Dans leur devoir, les élèves ont donc proposé différents paratextes,
variant les niveaux de difficultés : certains se sont contentés d'indiquer
l'auteur, la source et la date de la caricature, d'autres sont allés plus
loin. Ainsi, cet élève, D., propose d'identifier le casque prussien, la
caricature stéréotypée du juif, et le masque d'un auteur français - sans
préciser qu'il s'agit de Zola - :
[pic] C. va plus loin encore en proposant de mettre en relation la caricature
avec le J'accuse d'E.Zola, permettant, outre de resituer la caricature dans
son contexte, de remarquer l'analogie formelle entre le titre de Psst... !
et le J'accuse ... ! : Psst... ! reprend en effet les trois points de
suspension terminées par un point d'exclamation de l'article d'E.Zola. Cet
indice invite alors à comparer les moyens utilisés par le dessinateur et
par l'écrivain pour convaincre : alors que Zola fait le choix d'un texte
dense et argumenté, qui nécessite une lecture longue et attentive, les
auteurs de Psst... !, Caran d'Ache et Forain font le choix de présenter des
caricatures, au message simpliste et immédiat. [pic]
C. et D. utilisent ensuite la même démarche pour le doc 2 :
[pic] [pic] Là encore, on remarque que C. donne davantage d'indices concernant le
contexte dans lequel a été réalisée le dessin. Etape 3 : définir la consigne
Dans cette étape, il s'agissait de définir une consigne à donner aux
élèves.

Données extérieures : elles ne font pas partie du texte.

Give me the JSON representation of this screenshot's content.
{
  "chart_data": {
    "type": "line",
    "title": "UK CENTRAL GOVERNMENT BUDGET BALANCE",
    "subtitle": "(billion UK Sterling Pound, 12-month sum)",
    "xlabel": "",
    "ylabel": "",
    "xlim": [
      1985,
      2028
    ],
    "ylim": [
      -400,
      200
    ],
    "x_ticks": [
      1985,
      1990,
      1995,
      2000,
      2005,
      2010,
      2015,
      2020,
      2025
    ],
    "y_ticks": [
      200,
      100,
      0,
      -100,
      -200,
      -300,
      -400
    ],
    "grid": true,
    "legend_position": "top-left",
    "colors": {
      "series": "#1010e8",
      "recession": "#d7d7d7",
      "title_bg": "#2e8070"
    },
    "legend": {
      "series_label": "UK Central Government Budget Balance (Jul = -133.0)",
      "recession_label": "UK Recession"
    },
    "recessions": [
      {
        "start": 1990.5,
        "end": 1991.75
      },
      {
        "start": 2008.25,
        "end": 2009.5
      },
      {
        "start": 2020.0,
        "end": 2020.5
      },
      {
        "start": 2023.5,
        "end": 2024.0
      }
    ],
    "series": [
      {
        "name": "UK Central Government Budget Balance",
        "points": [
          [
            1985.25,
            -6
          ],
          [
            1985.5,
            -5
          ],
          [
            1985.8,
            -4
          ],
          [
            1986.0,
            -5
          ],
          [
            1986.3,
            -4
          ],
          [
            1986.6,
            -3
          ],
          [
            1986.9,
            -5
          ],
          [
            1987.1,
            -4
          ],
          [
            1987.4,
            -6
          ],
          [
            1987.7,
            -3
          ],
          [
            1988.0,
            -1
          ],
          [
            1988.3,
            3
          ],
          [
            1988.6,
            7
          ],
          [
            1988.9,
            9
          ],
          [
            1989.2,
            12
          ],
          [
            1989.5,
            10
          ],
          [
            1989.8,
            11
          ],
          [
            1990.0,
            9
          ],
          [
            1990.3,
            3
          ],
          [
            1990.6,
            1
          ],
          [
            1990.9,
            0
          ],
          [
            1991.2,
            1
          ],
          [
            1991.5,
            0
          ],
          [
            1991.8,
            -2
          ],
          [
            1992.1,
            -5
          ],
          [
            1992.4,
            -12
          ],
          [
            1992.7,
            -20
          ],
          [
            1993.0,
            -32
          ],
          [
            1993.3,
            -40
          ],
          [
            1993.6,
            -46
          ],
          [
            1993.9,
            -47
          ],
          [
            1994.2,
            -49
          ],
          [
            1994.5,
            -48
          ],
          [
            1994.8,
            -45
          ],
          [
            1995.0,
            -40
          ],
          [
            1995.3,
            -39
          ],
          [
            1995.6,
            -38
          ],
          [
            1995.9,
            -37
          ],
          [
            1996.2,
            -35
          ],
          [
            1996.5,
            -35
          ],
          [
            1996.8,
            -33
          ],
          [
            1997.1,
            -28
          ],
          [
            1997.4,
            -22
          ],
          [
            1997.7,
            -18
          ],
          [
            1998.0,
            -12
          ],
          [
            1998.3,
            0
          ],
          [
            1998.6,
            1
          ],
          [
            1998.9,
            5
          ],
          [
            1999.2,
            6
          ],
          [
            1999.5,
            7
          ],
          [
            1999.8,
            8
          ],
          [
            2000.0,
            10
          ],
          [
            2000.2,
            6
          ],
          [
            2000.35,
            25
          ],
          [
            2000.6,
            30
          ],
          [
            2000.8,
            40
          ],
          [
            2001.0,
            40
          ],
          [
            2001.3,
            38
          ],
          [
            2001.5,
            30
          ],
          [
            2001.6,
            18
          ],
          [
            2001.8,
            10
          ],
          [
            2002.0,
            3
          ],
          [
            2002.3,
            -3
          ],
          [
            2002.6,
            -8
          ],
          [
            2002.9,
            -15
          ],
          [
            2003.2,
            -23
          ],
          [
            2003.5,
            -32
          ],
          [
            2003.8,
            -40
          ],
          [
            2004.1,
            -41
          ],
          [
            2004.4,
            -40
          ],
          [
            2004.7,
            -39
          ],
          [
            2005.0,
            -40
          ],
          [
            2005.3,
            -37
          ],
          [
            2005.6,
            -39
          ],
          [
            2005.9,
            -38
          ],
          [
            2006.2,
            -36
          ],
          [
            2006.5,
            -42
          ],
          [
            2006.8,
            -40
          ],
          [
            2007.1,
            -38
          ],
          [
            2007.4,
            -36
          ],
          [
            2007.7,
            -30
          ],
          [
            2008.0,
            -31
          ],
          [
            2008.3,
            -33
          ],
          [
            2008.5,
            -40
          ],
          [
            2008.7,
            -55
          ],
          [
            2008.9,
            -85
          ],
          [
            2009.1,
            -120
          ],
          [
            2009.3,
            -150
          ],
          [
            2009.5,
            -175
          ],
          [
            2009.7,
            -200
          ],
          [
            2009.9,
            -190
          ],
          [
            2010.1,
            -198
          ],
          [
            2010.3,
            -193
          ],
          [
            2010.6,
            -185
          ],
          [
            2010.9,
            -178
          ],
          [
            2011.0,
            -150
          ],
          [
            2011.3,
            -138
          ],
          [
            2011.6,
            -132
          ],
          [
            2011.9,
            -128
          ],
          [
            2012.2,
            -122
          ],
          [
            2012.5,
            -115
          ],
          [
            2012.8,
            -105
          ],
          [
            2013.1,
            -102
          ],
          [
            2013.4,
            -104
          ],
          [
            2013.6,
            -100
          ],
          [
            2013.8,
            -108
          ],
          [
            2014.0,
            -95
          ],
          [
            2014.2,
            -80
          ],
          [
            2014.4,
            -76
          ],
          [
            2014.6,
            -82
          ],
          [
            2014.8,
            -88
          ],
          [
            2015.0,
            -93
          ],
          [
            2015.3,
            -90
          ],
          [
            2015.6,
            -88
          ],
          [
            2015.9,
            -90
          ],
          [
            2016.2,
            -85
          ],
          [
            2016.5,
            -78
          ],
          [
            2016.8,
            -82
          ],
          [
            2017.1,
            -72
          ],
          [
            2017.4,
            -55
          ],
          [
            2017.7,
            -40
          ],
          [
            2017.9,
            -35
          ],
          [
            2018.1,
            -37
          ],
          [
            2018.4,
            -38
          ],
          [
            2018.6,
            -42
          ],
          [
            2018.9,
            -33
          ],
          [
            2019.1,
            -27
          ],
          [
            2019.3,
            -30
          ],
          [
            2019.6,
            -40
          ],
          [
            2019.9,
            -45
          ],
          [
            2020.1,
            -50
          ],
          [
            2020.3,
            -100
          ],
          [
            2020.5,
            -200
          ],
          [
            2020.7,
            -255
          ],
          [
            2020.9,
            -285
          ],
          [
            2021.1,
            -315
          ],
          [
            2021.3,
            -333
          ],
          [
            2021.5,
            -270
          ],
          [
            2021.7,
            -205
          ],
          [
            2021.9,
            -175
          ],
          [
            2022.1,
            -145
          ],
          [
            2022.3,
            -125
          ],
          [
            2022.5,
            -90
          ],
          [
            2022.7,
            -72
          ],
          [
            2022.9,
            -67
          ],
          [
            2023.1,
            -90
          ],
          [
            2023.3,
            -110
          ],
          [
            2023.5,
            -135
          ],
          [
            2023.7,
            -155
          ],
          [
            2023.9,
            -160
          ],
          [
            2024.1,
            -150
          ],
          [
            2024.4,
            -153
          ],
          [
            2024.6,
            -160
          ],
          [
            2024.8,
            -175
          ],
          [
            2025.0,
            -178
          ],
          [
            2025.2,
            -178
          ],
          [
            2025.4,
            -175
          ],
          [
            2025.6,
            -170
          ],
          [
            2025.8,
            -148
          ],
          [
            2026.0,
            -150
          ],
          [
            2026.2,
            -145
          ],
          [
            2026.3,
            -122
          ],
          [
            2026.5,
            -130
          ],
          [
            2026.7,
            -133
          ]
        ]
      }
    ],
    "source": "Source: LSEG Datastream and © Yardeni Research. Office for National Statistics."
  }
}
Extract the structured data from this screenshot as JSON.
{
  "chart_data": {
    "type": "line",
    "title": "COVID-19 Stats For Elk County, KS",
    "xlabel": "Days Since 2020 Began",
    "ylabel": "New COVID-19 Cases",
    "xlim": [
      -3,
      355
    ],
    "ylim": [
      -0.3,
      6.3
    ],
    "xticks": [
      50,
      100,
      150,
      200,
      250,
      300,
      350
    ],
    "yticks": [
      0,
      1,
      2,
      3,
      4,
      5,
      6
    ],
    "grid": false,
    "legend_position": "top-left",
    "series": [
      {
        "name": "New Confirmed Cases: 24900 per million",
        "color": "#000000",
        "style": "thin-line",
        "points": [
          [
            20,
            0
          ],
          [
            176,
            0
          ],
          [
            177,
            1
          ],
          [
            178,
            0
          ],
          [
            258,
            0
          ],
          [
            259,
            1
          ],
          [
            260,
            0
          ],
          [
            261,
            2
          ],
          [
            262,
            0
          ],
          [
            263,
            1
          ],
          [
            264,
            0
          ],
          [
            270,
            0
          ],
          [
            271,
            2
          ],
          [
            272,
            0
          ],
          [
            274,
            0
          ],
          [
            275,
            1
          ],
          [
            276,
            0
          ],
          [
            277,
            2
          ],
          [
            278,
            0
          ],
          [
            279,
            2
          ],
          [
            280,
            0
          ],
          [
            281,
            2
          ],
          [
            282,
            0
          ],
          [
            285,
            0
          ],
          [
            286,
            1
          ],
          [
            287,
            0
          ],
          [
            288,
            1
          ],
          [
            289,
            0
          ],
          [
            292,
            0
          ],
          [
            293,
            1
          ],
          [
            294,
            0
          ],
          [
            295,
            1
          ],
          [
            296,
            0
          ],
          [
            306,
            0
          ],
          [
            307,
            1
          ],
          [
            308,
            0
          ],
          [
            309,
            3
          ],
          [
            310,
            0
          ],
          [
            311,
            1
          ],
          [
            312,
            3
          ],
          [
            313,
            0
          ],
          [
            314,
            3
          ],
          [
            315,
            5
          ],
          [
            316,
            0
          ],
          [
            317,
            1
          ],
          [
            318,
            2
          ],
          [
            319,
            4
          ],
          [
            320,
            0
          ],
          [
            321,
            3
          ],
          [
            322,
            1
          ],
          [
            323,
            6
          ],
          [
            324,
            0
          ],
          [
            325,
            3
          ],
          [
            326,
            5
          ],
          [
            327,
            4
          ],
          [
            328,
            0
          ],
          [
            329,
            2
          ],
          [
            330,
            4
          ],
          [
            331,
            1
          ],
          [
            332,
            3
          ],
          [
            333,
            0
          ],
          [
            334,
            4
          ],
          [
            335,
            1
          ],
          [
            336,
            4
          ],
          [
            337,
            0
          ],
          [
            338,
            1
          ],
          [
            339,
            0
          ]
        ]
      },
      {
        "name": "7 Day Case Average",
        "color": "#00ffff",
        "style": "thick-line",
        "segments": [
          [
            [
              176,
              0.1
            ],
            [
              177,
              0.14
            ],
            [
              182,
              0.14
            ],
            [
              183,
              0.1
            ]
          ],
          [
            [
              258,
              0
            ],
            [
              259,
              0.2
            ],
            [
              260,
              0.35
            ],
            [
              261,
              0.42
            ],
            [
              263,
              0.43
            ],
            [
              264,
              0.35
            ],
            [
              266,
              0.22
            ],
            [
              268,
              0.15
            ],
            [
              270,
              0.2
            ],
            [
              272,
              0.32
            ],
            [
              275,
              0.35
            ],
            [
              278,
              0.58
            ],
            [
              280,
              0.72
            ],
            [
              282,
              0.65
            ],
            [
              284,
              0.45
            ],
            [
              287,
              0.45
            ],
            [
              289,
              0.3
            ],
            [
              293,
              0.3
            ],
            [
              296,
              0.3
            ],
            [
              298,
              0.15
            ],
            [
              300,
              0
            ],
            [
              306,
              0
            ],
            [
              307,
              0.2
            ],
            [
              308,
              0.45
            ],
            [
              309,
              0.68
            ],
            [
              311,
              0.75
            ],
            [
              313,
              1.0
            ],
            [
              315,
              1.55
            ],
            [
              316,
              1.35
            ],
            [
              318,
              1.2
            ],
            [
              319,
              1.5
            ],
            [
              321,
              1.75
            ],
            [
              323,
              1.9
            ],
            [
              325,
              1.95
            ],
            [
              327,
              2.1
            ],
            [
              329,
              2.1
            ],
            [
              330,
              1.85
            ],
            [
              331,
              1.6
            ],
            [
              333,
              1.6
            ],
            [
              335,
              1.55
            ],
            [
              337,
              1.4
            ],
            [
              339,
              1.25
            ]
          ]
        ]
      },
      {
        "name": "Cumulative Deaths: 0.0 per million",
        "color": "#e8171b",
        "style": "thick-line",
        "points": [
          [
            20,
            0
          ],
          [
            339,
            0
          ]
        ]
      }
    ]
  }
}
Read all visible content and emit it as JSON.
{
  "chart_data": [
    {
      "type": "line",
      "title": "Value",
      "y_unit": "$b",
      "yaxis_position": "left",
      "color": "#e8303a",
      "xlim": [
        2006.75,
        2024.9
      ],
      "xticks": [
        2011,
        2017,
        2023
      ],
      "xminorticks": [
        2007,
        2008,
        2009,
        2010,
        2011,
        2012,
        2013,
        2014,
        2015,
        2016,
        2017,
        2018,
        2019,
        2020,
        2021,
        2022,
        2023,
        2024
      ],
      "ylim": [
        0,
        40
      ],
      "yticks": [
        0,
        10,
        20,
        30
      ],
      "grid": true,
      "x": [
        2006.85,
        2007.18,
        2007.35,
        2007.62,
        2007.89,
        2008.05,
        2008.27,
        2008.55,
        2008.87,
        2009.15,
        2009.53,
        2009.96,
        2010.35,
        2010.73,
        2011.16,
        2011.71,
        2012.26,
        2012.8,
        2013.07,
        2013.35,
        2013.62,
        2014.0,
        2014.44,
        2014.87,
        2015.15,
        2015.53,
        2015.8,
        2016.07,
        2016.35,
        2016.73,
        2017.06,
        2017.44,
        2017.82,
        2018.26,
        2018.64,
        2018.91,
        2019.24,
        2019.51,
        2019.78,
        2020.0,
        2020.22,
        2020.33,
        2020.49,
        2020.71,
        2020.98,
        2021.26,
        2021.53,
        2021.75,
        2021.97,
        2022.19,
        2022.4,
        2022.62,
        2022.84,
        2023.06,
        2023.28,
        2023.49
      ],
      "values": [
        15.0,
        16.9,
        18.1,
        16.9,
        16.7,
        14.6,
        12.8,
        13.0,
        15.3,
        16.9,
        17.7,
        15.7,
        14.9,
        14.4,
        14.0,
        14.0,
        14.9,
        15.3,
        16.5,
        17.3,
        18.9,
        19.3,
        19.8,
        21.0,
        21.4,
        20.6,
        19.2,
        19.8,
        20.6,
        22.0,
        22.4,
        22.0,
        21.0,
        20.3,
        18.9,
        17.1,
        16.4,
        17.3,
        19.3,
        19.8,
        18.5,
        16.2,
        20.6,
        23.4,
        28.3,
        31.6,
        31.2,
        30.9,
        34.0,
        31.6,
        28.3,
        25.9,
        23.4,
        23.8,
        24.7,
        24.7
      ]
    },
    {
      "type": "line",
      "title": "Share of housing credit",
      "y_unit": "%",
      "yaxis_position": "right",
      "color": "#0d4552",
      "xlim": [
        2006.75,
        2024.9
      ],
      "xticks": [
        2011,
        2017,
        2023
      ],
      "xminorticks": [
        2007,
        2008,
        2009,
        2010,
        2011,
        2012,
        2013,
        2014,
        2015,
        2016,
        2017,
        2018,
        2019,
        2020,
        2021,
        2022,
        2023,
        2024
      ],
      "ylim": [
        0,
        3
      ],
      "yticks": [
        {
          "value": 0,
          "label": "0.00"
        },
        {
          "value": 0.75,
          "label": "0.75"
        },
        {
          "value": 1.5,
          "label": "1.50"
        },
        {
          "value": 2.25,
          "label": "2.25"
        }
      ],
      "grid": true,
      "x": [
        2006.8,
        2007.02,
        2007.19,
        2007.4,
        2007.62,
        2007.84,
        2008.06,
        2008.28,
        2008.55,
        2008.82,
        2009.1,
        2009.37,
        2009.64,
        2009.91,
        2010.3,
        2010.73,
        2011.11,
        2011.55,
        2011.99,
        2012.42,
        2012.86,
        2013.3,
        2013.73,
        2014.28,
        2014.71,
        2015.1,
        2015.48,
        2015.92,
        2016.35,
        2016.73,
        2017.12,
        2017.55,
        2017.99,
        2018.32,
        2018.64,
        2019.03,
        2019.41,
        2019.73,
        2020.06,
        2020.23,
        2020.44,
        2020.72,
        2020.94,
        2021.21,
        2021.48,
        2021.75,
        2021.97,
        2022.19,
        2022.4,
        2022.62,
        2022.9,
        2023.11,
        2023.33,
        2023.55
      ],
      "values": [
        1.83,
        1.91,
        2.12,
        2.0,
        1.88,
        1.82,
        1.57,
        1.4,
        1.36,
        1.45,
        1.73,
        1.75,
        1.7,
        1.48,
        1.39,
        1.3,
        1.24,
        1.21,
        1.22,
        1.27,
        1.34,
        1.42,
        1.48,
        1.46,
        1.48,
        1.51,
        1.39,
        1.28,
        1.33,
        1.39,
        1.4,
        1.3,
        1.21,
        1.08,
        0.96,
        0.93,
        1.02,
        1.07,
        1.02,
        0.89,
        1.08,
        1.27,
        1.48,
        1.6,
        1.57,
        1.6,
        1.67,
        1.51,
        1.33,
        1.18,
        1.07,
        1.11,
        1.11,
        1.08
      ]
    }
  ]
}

Trouver la « bonne consigne » est d'autant plus important qu'avec
la nouvelle épreuve du bac, les élèves ne disposent plus de questions sur
les documents, qui leur servaient auparavant de guide. Ainsi, jusqu'à
l'année dernière, 4 à 5 questions étaient posées aux élèves : la première
question suggérait à l'élève de présenter le document (il n'y en avait
alors qu'un) et de donner des éléments du contexte, ce qui revenait à faire
une introduction. Les questions 2, 3, éventuellement 4 permettaient
d'étudier le/les documents en fonction de deux ou trois axes, elles leur
donnaient donc le plan. La cinquième question invitait les élèves à
indiquer l'intérêt du document et ses limites, et donc à conclure. Ce guide
présentait des défauts, ne serait-ce qu'à cause de son caractère
contraignant. De plus, sa fonction de guide était souvent mal comprise par
les élèves, qui se contentaient alors de répondre aux questions de manière
lapidaire (pour caricaturer, par « oui » ou par « non ») ou en faisant des
phrases qui commençaient par « parce que ». Mais ce guide était très utile
aux élèves en difficulté. Depuis cette année, la consigne doit être
d'autant plus explicite qu'il n'y a plus de guide.